Fading Happens: How to Protect and Save Faded Photos

faded photos

Fading Happens: How to Protect and Save Faded Photos

Photos are tricky little objects. Here’s an example: You place a new, beautiful photo that looks fresh and bright on your mantle. You walk past this photo for years, occasionally dusting its frame and admiring how lovely everyone looks. Then one day, the photo doesn’t seem as fresh and bright. You notice the details in a dress are gone or a nose has disappeared. What happened? Your new, beautiful image has aged into a faded photo.

Your first instinct may be to panic, close your curtains, and shove the image in a drawer for protection. Resist the urge. While the sun and house lights are frequently to blame, they are not the only causes for faded photos. Plenty of images kept in the dark—whether in albums or boxes—can fade and deteriorate. Nothing can stop a photo from fading further, but there are actions you can take to slow down the process and ensure a successful restoration.

How Does Fading Happen?

Light is the obvious cause. The Library of Congress writes, “The technical term for color fading is photodegradation…Ultraviolet rays are one of the causes of fading because they can break down chemical bonds and fade the color in an object.” Once exposed to ultraviolet (UV) rays, the molecules in a photo break down and fade.

However, there are other causes of fading, including:

  • Environmental: Photos are not permanent objects. These images respond to their environment and can absorb environmental elements. Dust, air, smoke, and chemicals can settle on the surface of an image, and the emulsion will change. This causes the photo to break down and fade. 
  • Photo Damage: Silvering, mold, and water damage can all cause a photo to fade over time. 
  • Improper Storage: Acidic materials such as tape, mats, and cardboard can eat away at photography and cause fading.
  • Unstable Color Photography: Color photography was unstable when compared to black and white photography.
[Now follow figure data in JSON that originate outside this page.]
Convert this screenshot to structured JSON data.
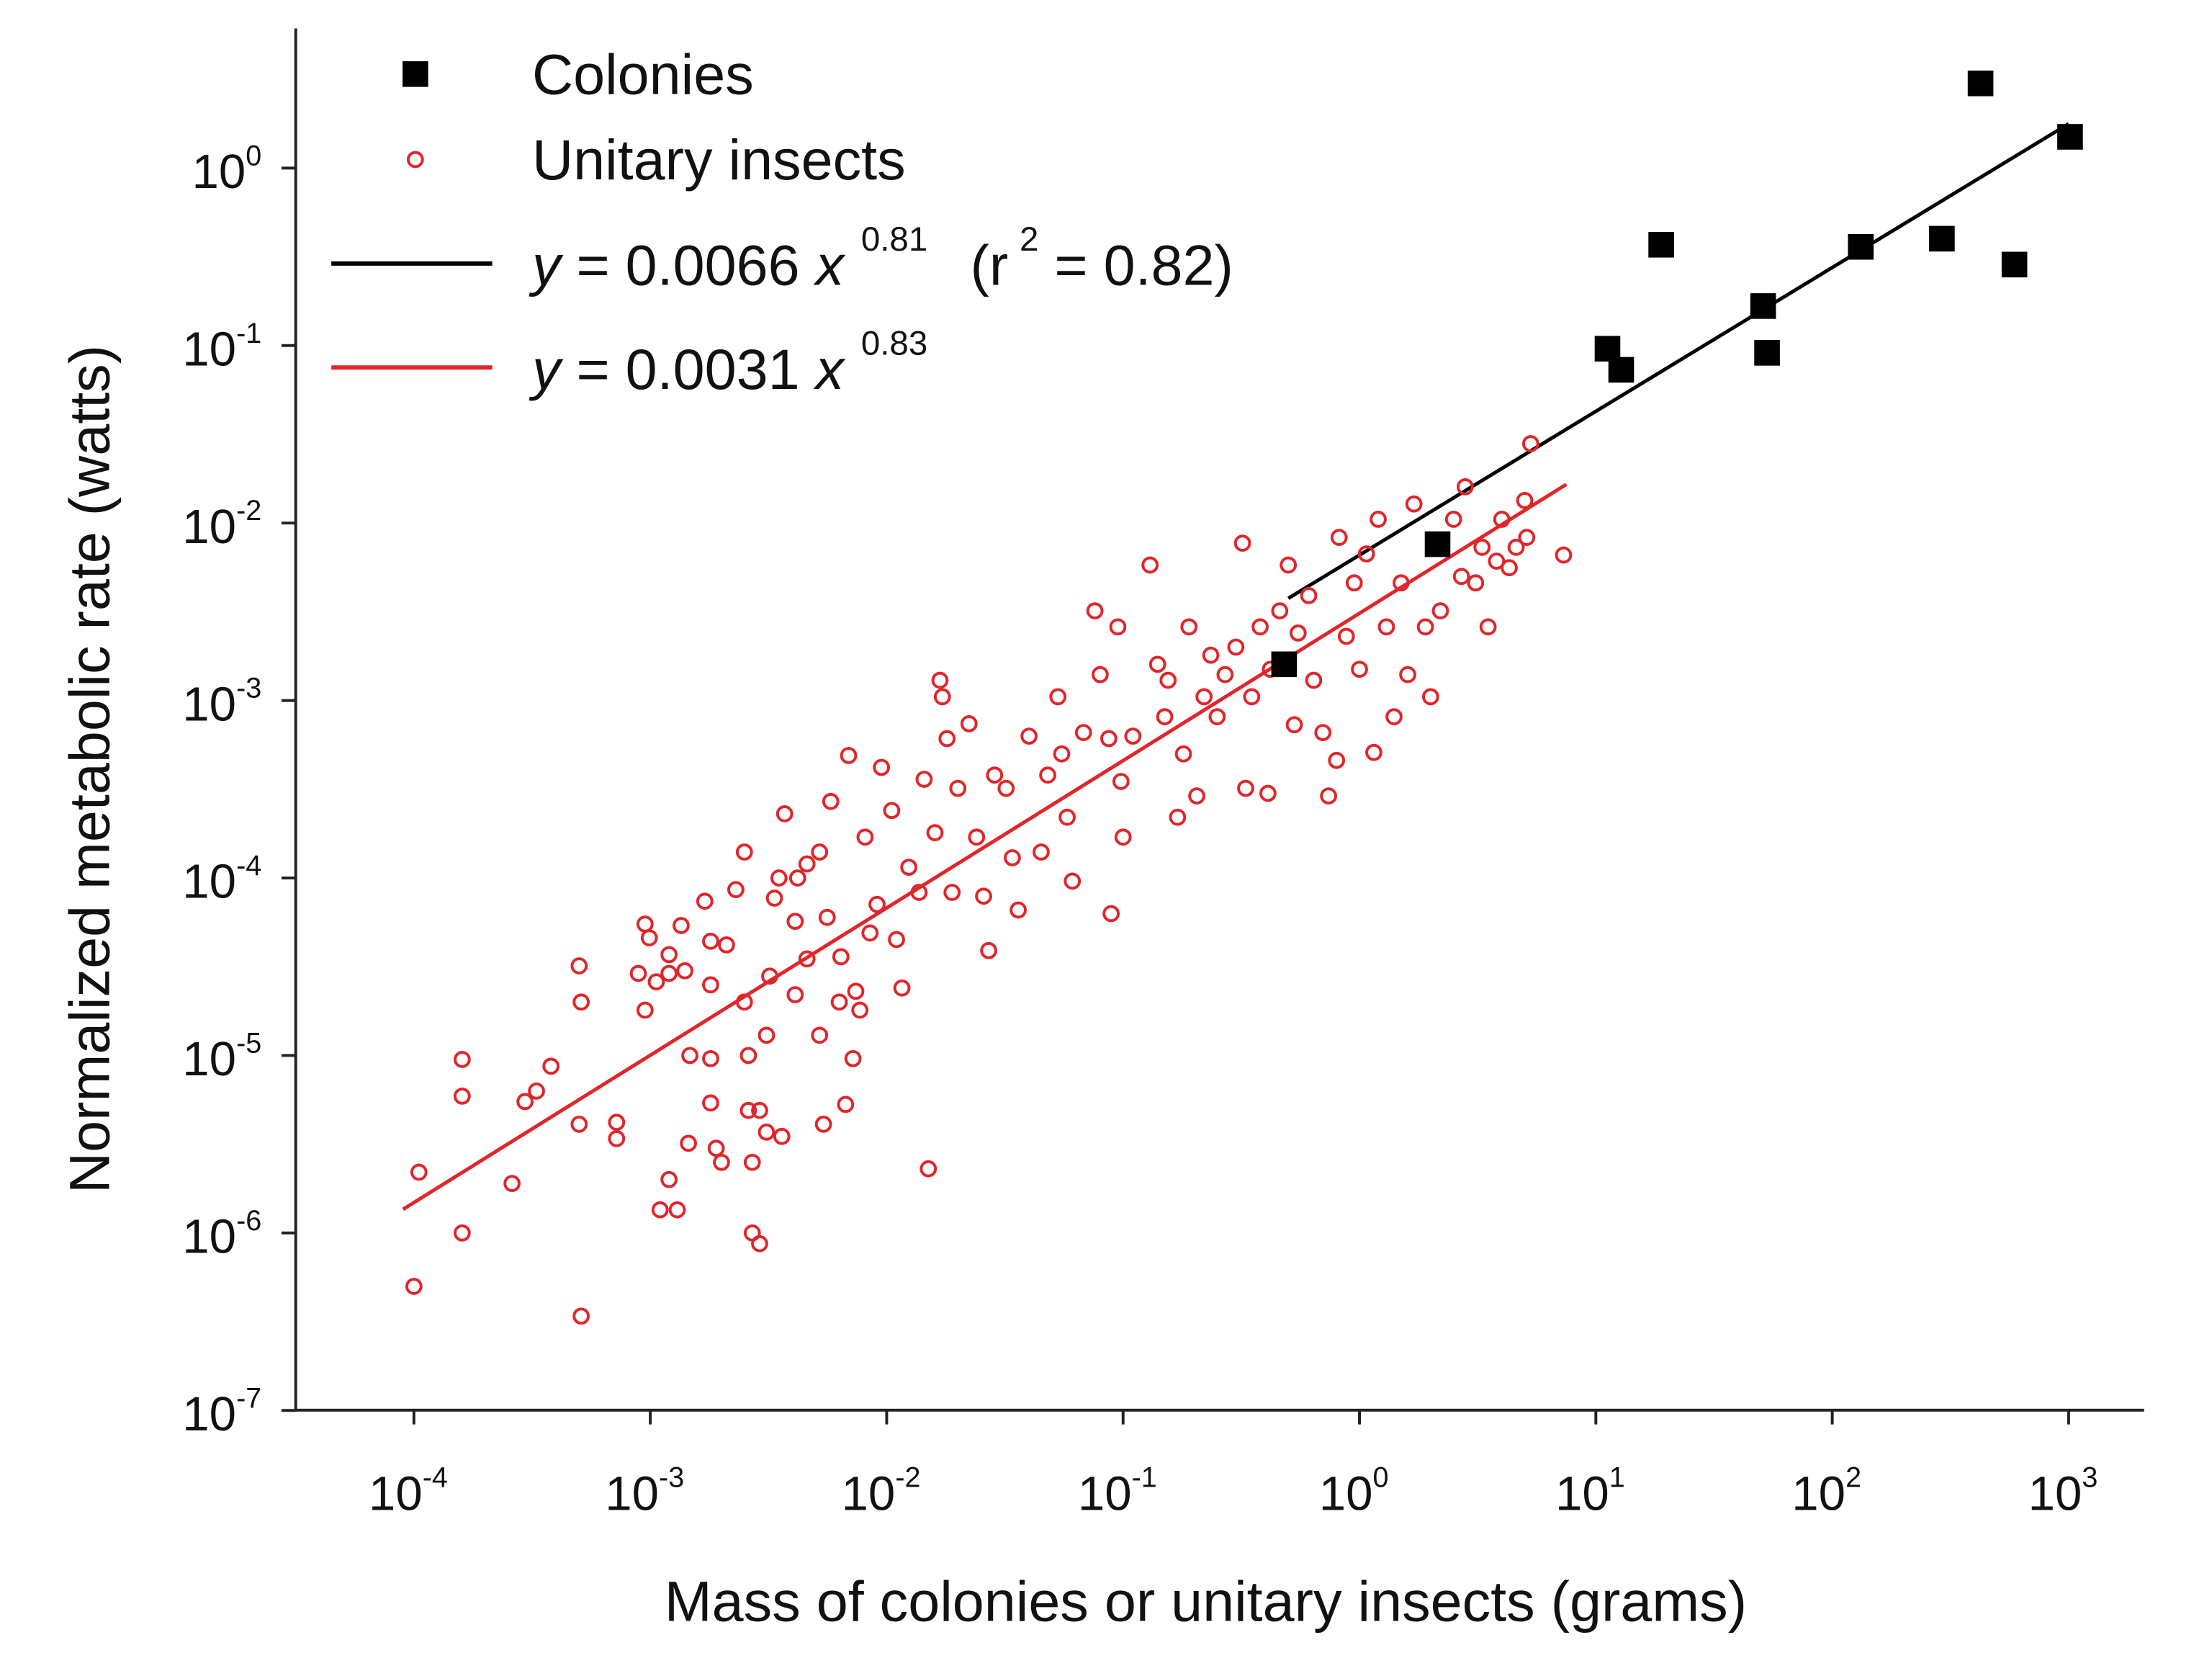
{
  "chart_data": {
    "type": "scatter",
    "xlabel": "Mass of colonies or unitary insects (grams)",
    "ylabel": "Normalized metabolic rate (watts)",
    "x_scale": "log",
    "y_scale": "log",
    "xlim": [
      1.5e-05,
      3000
    ],
    "ylim": [
      1e-07,
      20
    ],
    "grid": false,
    "legend_position": "top-left",
    "x_ticks": [
      {
        "base": "10",
        "exp": "-4",
        "value": 0.0001
      },
      {
        "base": "10",
        "exp": "-3",
        "value": 0.001
      },
      {
        "base": "10",
        "exp": "-2",
        "value": 0.01
      },
      {
        "base": "10",
        "exp": "-1",
        "value": 0.1
      },
      {
        "base": "10",
        "exp": "0",
        "value": 1
      },
      {
        "base": "10",
        "exp": "1",
        "value": 10
      },
      {
        "base": "10",
        "exp": "2",
        "value": 100
      },
      {
        "base": "10",
        "exp": "3",
        "value": 1000
      }
    ],
    "y_ticks": [
      {
        "base": "10",
        "exp": "0",
        "value": 1
      },
      {
        "base": "10",
        "exp": "-1",
        "value": 0.1
      },
      {
        "base": "10",
        "exp": "-2",
        "value": 0.01
      },
      {
        "base": "10",
        "exp": "-3",
        "value": 0.001
      },
      {
        "base": "10",
        "exp": "-4",
        "value": 0.0001
      },
      {
        "base": "10",
        "exp": "-5",
        "value": 1e-05
      },
      {
        "base": "10",
        "exp": "-6",
        "value": 1e-06
      },
      {
        "base": "10",
        "exp": "-7",
        "value": 1e-07
      }
    ],
    "series": [
      {
        "name": "Colonies",
        "marker": "square",
        "color": "#000000",
        "points": [
          [
            424,
            3.0
          ],
          [
            1014,
            1.5
          ],
          [
            18.9,
            0.37
          ],
          [
            11.2,
            0.096
          ],
          [
            12.8,
            0.073
          ],
          [
            51,
            0.167
          ],
          [
            53,
            0.091
          ],
          [
            132,
            0.36
          ],
          [
            291,
            0.4
          ],
          [
            590,
            0.286
          ],
          [
            2.14,
            0.0076
          ],
          [
            0.48,
            0.0016
          ]
        ]
      },
      {
        "name": "Unitary insects",
        "marker": "open-circle",
        "color": "#e0262b",
        "points": [
          [
            0.0001,
            5e-07
          ],
          [
            0.000105,
            2.2e-06
          ],
          [
            0.00016,
            9.5e-06
          ],
          [
            0.00016,
            5.9e-06
          ],
          [
            0.00016,
            1e-06
          ],
          [
            0.00026,
            1.9e-06
          ],
          [
            0.000295,
            5.5e-06
          ],
          [
            0.00033,
            6.3e-06
          ],
          [
            0.00038,
            8.7e-06
          ],
          [
            0.0005,
            3.2e-05
          ],
          [
            0.00051,
            2e-05
          ],
          [
            0.0005,
            4.1e-06
          ],
          [
            0.00051,
            3.4e-07
          ],
          [
            0.00072,
            4.2e-06
          ],
          [
            0.00072,
            3.4e-06
          ],
          [
            0.00095,
            5.5e-05
          ],
          [
            0.00099,
            4.6e-05
          ],
          [
            0.00089,
            2.9e-05
          ],
          [
            0.00095,
            1.8e-05
          ],
          [
            0.00106,
            2.6e-05
          ],
          [
            0.0012,
            2.9e-05
          ],
          [
            0.0012,
            2e-06
          ],
          [
            0.0011,
            1.35e-06
          ],
          [
            0.0013,
            1.35e-06
          ],
          [
            0.00135,
            5.4e-05
          ],
          [
            0.0012,
            3.7e-05
          ],
          [
            0.0014,
            3e-05
          ],
          [
            0.00145,
            3.2e-06
          ],
          [
            0.00147,
            1e-05
          ],
          [
            0.0017,
            7.4e-05
          ],
          [
            0.0018,
            4.4e-05
          ],
          [
            0.0018,
            2.5e-05
          ],
          [
            0.0018,
            9.6e-06
          ],
          [
            0.0018,
            5.4e-06
          ],
          [
            0.0019,
            3e-06
          ],
          [
            0.002,
            2.5e-06
          ],
          [
            0.0021,
            4.2e-05
          ],
          [
            0.0023,
            8.6e-05
          ],
          [
            0.0025,
            0.00014
          ],
          [
            0.0025,
            2e-05
          ],
          [
            0.0026,
            1e-05
          ],
          [
            0.0026,
            4.9e-06
          ],
          [
            0.0027,
            2.5e-06
          ],
          [
            0.0027,
            1e-06
          ],
          [
            0.0029,
            8.7e-07
          ],
          [
            0.0029,
            4.9e-06
          ],
          [
            0.0031,
            3.7e-06
          ],
          [
            0.0031,
            1.3e-05
          ],
          [
            0.0032,
            2.8e-05
          ],
          [
            0.00335,
            7.7e-05
          ],
          [
            0.0035,
            0.0001
          ],
          [
            0.0037,
            0.00023
          ],
          [
            0.0036,
            3.5e-06
          ],
          [
            0.0041,
            5.7e-05
          ],
          [
            0.0041,
            2.2e-05
          ],
          [
            0.0042,
            0.0001
          ],
          [
            0.0046,
            0.00012
          ],
          [
            0.0046,
            3.5e-05
          ],
          [
            0.0052,
            0.00014
          ],
          [
            0.0052,
            1.3e-05
          ],
          [
            0.0054,
            4.1e-06
          ],
          [
            0.0056,
            6e-05
          ],
          [
            0.0058,
            0.00027
          ],
          [
            0.0063,
            2e-05
          ],
          [
            0.0064,
            3.6e-05
          ],
          [
            0.0067,
            5.3e-06
          ],
          [
            0.0069,
            0.00049
          ],
          [
            0.0072,
            9.6e-06
          ],
          [
            0.0074,
            2.3e-05
          ],
          [
            0.0077,
            1.8e-05
          ],
          [
            0.0081,
            0.00017
          ],
          [
            0.0085,
            4.9e-05
          ],
          [
            0.0091,
            7.1e-05
          ],
          [
            0.0095,
            0.00042
          ],
          [
            0.0105,
            0.00024
          ],
          [
            0.011,
            4.5e-05
          ],
          [
            0.0116,
            2.4e-05
          ],
          [
            0.0124,
            0.000115
          ],
          [
            0.0137,
            8.3e-05
          ],
          [
            0.0144,
            0.00036
          ],
          [
            0.015,
            2.3e-06
          ],
          [
            0.016,
            0.00018
          ],
          [
            0.0168,
            0.0013
          ],
          [
            0.0172,
            0.00105
          ],
          [
            0.018,
            0.00061
          ],
          [
            0.0189,
            8.3e-05
          ],
          [
            0.02,
            0.00032
          ],
          [
            0.0223,
            0.00074
          ],
          [
            0.024,
            0.00017
          ],
          [
            0.0257,
            7.9e-05
          ],
          [
            0.027,
            3.9e-05
          ],
          [
            0.0286,
            0.00038
          ],
          [
            0.032,
            0.00032
          ],
          [
            0.034,
            0.00013
          ],
          [
            0.036,
            6.6e-05
          ],
          [
            0.04,
            0.00063
          ],
          [
            0.045,
            0.00014
          ],
          [
            0.048,
            0.00038
          ],
          [
            0.053,
            0.00105
          ],
          [
            0.055,
            0.0005
          ],
          [
            0.058,
            0.00022
          ],
          [
            0.061,
            9.6e-05
          ],
          [
            0.068,
            0.00066
          ],
          [
            0.076,
            0.0032
          ],
          [
            0.08,
            0.0014
          ],
          [
            0.087,
            0.00061
          ],
          [
            0.089,
            6.3e-05
          ],
          [
            0.095,
            0.0026
          ],
          [
            0.098,
            0.00035
          ],
          [
            0.1,
            0.00017
          ],
          [
            0.11,
            0.00063
          ],
          [
            0.13,
            0.0058
          ],
          [
            0.14,
            0.0016
          ],
          [
            0.15,
            0.00081
          ],
          [
            0.155,
            0.0013
          ],
          [
            0.17,
            0.00022
          ],
          [
            0.18,
            0.0005
          ],
          [
            0.19,
            0.0026
          ],
          [
            0.205,
            0.00029
          ],
          [
            0.22,
            0.00105
          ],
          [
            0.235,
            0.0018
          ],
          [
            0.25,
            0.00081
          ],
          [
            0.27,
            0.0014
          ],
          [
            0.3,
            0.002
          ],
          [
            0.32,
            0.0077
          ],
          [
            0.33,
            0.00032
          ],
          [
            0.35,
            0.00105
          ],
          [
            0.38,
            0.0026
          ],
          [
            0.41,
            0.0003
          ],
          [
            0.42,
            0.0015
          ],
          [
            0.46,
            0.0032
          ],
          [
            0.5,
            0.0058
          ],
          [
            0.53,
            0.00073
          ],
          [
            0.55,
            0.0024
          ],
          [
            0.61,
            0.0039
          ],
          [
            0.64,
            0.0013
          ],
          [
            0.7,
            0.00066
          ],
          [
            0.74,
            0.00029
          ],
          [
            0.8,
            0.00046
          ],
          [
            0.82,
            0.0083
          ],
          [
            0.88,
            0.0023
          ],
          [
            0.95,
            0.0046
          ],
          [
            1.0,
            0.0015
          ],
          [
            1.07,
            0.0067
          ],
          [
            1.15,
            0.00051
          ],
          [
            1.2,
            0.0105
          ],
          [
            1.3,
            0.0026
          ],
          [
            1.4,
            0.00081
          ],
          [
            1.5,
            0.0046
          ],
          [
            1.6,
            0.0014
          ],
          [
            1.7,
            0.0128
          ],
          [
            1.9,
            0.0026
          ],
          [
            2.0,
            0.00105
          ],
          [
            2.2,
            0.0032
          ],
          [
            2.5,
            0.0105
          ],
          [
            2.7,
            0.005
          ],
          [
            2.8,
            0.016
          ],
          [
            3.1,
            0.0046
          ],
          [
            3.3,
            0.0073
          ],
          [
            3.5,
            0.0026
          ],
          [
            3.8,
            0.0061
          ],
          [
            4.0,
            0.0105
          ],
          [
            4.3,
            0.0056
          ],
          [
            4.6,
            0.0073
          ],
          [
            5.0,
            0.0134
          ],
          [
            5.3,
            0.028
          ],
          [
            5.1,
            0.0083
          ],
          [
            7.3,
            0.0066
          ]
        ]
      }
    ],
    "fits": [
      {
        "color": "#000000",
        "a": 0.0066,
        "b": 0.81,
        "x_range": [
          0.5,
          1000
        ],
        "label": {
          "y": "y",
          "eq": " = 0.0066 ",
          "x": "x",
          "exp": "0.81",
          "r2_open": "(r",
          "r2_exp": "2",
          "r2_rest": " = 0.82)"
        }
      },
      {
        "color": "#e0262b",
        "a": 0.0031,
        "b": 0.83,
        "x_range": [
          9e-05,
          7.5
        ],
        "label": {
          "y": "y",
          "eq": " = 0.0031 ",
          "x": "x",
          "exp": "0.83"
        }
      }
    ]
  }
}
Early color photos through the 80s and 90s faded and shifted in color. Fuji Crystal Archive and Kodak Endura were the first to pioneer stable color photography.
  • Photo Proofs: There are some instances where an image was designed to fade. Professional photographers would often create proofs that were unfixed and designed to fade quickly because they wanted you to buy final prints. If you only took the proofs, then your photos would disappear. It’s a little rude, but it was effective. 

How to Fix and Prevent Faded Photos?

We have good news for you: faded photos can be saved. If you have the negative or slide that the image came from or another copy of the photo, then you can create a new print. This is the easiest solution, but often the least common. A professional will take your faded photo and use a combination of darkroom and modern technology techniques to bring back as much information as possible in a restoration. At our studio, we may ask you to bring in any additional photos taken from that shoot or time period to help with the restoration. If the photo has severe fading, we may need to use a little artistic liberty to restore the information that has faded out completely.

As stated above, you cannot stop photo fading from happening once the process has started. However, you do not need to live in the dark (Unless you’re trying to save money on your electric bill. For that, you applaud you.) Yes, faded photos should be kept out of direct sunlight, but there are other things you can do to help protect your images:

    1. Use UV protecting glass. Switch out the glass in your picture frames, whether they are custom framing or inexpensive box store frames. UV protecting glass will help block 99% of UV rays that cause fading.
    2. Display a copy. Who says you need to use an original? We use archival paper that will not fade, so you can feel safe displaying your photos. 
    3. Invest in proper storage. Storage is important. Use the proper materials to ensure your photos health. You can learn more in this post.
    4. Professionally frame your photo. Proper framing matters. A pro will conservationally seal your frame to help keep the elements out of our artwork and provide the proper housing.
    5. Change your light bulbs and invest in window treatments. We can’t help you with this one, but there are light bulbs and window treatments that are supposed to help protect your interiors from fading. LED bulbs, window film, and sheer treatments can help block UV rays. Check your local home improvement store, your energy company website, or a local window treatment company to learn more about your options.


As always, prevention is the best solution. Take the actions above to help provide the best protection for your photos’ health. If you find a faded photo, do not despair. Fading cannot be stopped, but your image can often be saved.